El presidente comenzó a rodearlo. Mantenía la mano izquierda en el bolsillo del saco y con la derecha sostenía el cigarrillo muy cerca de la boca.
- ¿Ya cenó, cabo? -rompió el silencio el presidente al colocarse justo por detrás del soldado. Las palabras parecían finas estalactitas de hielo que impactaban desquiciadas en la espalda del ofuscado guardián. El enésimo estremecimiento vino a confirmarle al cabo que hasta el más tonto blanco de magnicidio de toda la historia se hubiese enterado ya que iba a tratar de matarlo. No digamos el comandante en jefe de la patria, superviviente de seis intentos de asesinato y cuatro golpes de estado.
- Sí, señor, comí antes de comenzar la guardia.
El cabo López no podía verlo. Escuchaba las pisadas lentas. Dos o tres pasos y alto. Parecía dar un paso adelante y dos hacia atrás. De repente el presidente pasó su mano izquierda sobre la espalda del cabo y apoyó la extensión de su brazo en la base del cuello humedecido. Expiró una nueva bocanada de humo acre
- Le confesaré algo, cabo. Desde que ocupo este difícil puesto que el pueblo me ha encomendado, he mantenido la costumbre de fumar un cigarrillo a la medianoche, justo cuando empiezo mi jornada laboral más compleja y delicada. Y en todo este tiempo el único guardia de toda esta casa que me ha ofrecido fuego es usted. En veintitrés años, solo usted. Me vio fumar la primera noche y desde entonces cada vez que su guardia coincide con mi descanso me ha ofrecido fuego. Eso habla muy bien de la educación que recibió en casa, es un gesto que no he pasado por alto. Tardo pero nunca olvido. Quiero verlo mañana en mi despacho a las tres de la tarde. Vamos a hablar de su futuro. De su futuro a mi lado, cuidándome las espaldas. Descargó un suave puñetazo en el hombro derecho del cabo y parsimonioso se dirigió hacia la doble puerta de cristales oscurecidos que marcaban el final del balcón y el inicio de uno de los tantos salones del palacio, desapareciendo al cerrarse las puertas a sus espaldas.

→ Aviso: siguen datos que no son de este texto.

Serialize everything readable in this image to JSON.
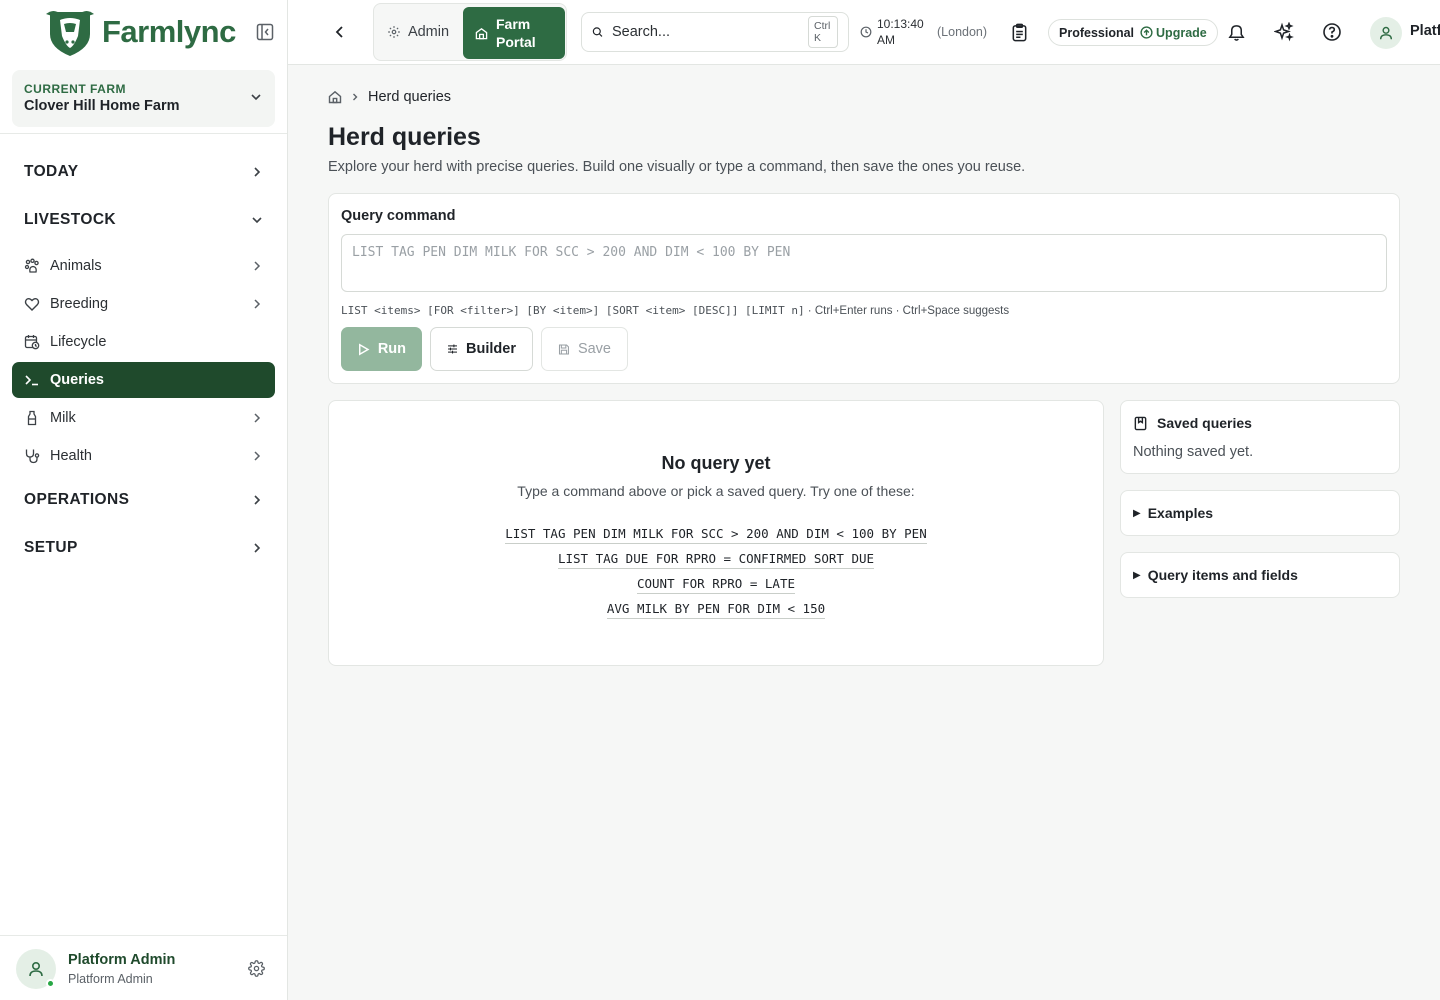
{
  "sidebar": {
    "brand": "Farmlync",
    "current_farm_caption": "CURRENT FARM",
    "current_farm": "Clover Hill Home Farm",
    "sections": [
      {
        "label": "TODAY"
      },
      {
        "label": "LIVESTOCK"
      },
      {
        "label": "OPERATIONS"
      },
      {
        "label": "SETUP"
      }
    ],
    "items": [
      {
        "label": "Animals"
      },
      {
        "label": "Breeding"
      },
      {
        "label": "Lifecycle"
      },
      {
        "label": "Queries"
      },
      {
        "label": "Milk"
      },
      {
        "label": "Health"
      }
    ],
    "user": {
      "name": "Platform Admin",
      "role": "Platform Admin"
    }
  },
  "topbar": {
    "admin_label": "Admin",
    "farm_portal_label": "Farm Portal",
    "search_placeholder": "Search...",
    "search_shortcut": "Ctrl K",
    "time": "10:13:40 AM",
    "timezone": "(London)",
    "plan": "Professional",
    "upgrade": "Upgrade",
    "user_name": "Platform Admin"
  },
  "page": {
    "breadcrumb_current": "Herd queries",
    "title": "Herd queries",
    "subtitle": "Explore your herd with precise queries. Build one visually or type a command, then save the ones you reuse."
  },
  "query": {
    "label": "Query command",
    "placeholder": "LIST TAG PEN DIM MILK FOR SCC > 200 AND DIM < 100 BY PEN",
    "syntax": "LIST <items> [FOR <filter>] [BY <item>] [SORT <item> [DESC]] [LIMIT n]",
    "shortcuts": " · Ctrl+Enter runs · Ctrl+Space suggests",
    "run": "Run",
    "builder": "Builder",
    "save": "Save"
  },
  "results": {
    "empty_title": "No query yet",
    "empty_sub": "Type a command above or pick a saved query. Try one of these:",
    "examples": [
      "LIST TAG PEN DIM MILK FOR SCC > 200 AND DIM < 100 BY PEN",
      "LIST TAG DUE FOR RPRO = CONFIRMED SORT DUE",
      "COUNT FOR RPRO = LATE",
      "AVG MILK BY PEN FOR DIM < 150"
    ]
  },
  "side_panel": {
    "saved_title": "Saved queries",
    "saved_empty": "Nothing saved yet.",
    "examples_title": "Examples",
    "fields_title": "Query items and fields"
  },
  "colors": {
    "brand_green": "#2e6b43",
    "active_nav": "#1f4a2c"
  }
}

El cabo López comenzó a respirar dando bruscas bocanadas. Apoyó las manos en sus rodillas permitiéndose finalmente llorar. No podía creerlo, el “ Carnicero de la Franja”, “Cuentacostillas”, “Enterrador del Caribe”, tantos epítetos y el hombre era capaz de agradecer aun por el sencillo gesto de un don nadie encendiendo su cigarrillo.

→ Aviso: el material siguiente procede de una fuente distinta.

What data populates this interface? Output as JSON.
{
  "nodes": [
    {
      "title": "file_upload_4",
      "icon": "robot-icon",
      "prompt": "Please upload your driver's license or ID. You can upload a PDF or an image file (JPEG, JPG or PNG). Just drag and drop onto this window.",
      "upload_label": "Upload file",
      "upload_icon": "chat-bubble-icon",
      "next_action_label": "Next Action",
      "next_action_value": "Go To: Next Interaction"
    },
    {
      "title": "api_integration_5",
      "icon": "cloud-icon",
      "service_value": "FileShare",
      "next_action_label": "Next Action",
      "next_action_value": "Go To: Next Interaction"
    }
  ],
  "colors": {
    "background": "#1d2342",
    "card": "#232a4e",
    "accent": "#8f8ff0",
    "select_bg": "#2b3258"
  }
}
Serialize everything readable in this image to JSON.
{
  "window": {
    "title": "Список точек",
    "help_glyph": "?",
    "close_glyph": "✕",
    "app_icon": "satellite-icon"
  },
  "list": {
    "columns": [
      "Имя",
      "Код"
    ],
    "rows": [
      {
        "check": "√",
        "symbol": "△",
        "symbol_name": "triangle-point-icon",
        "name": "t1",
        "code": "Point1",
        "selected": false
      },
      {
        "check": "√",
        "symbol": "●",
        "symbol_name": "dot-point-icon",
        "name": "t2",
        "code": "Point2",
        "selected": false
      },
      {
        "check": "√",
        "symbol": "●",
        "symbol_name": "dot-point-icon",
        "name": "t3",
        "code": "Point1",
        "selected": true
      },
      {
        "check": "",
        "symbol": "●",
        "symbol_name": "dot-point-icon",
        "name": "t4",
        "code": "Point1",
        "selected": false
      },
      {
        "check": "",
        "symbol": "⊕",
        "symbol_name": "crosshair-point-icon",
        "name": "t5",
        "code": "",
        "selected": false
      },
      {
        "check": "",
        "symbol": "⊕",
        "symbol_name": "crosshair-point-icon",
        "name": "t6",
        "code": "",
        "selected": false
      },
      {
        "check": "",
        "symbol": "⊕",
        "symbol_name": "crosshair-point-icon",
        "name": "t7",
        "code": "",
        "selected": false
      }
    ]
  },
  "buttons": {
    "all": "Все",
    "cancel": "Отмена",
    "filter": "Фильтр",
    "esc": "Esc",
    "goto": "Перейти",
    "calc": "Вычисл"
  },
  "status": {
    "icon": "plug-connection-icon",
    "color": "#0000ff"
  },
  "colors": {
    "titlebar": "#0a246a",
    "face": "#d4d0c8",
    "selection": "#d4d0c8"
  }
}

El presidente no había descubierto sus intenciones de matarlo, lo había reconocido como el eficiente guardián que fue hasta el día en que el general le metió esa idea de volverse rico “matando al tirano”. El presidente no era un tirano. El general estaba equivocado, el pueblo estaba equivocado. El mundo a fin de cuentas estaba mal.
Se alejó unos pasos de la puerta irradiando alivio por cada poro, reclinándose exhausto sobre la balaustrada. Sus hombros se levantaron cuando apoyó sus brazos, ahora relajados.
“Cuando nazca mi primer hijo se llamará como él” fue el pensamiento que la detonación partió en dos. Rápida y eficaz. Al otro lado del cristal opaco y perforado por un pequeño agujero, con una sonrisa, el presidente empuñaba el arma todavía humeante.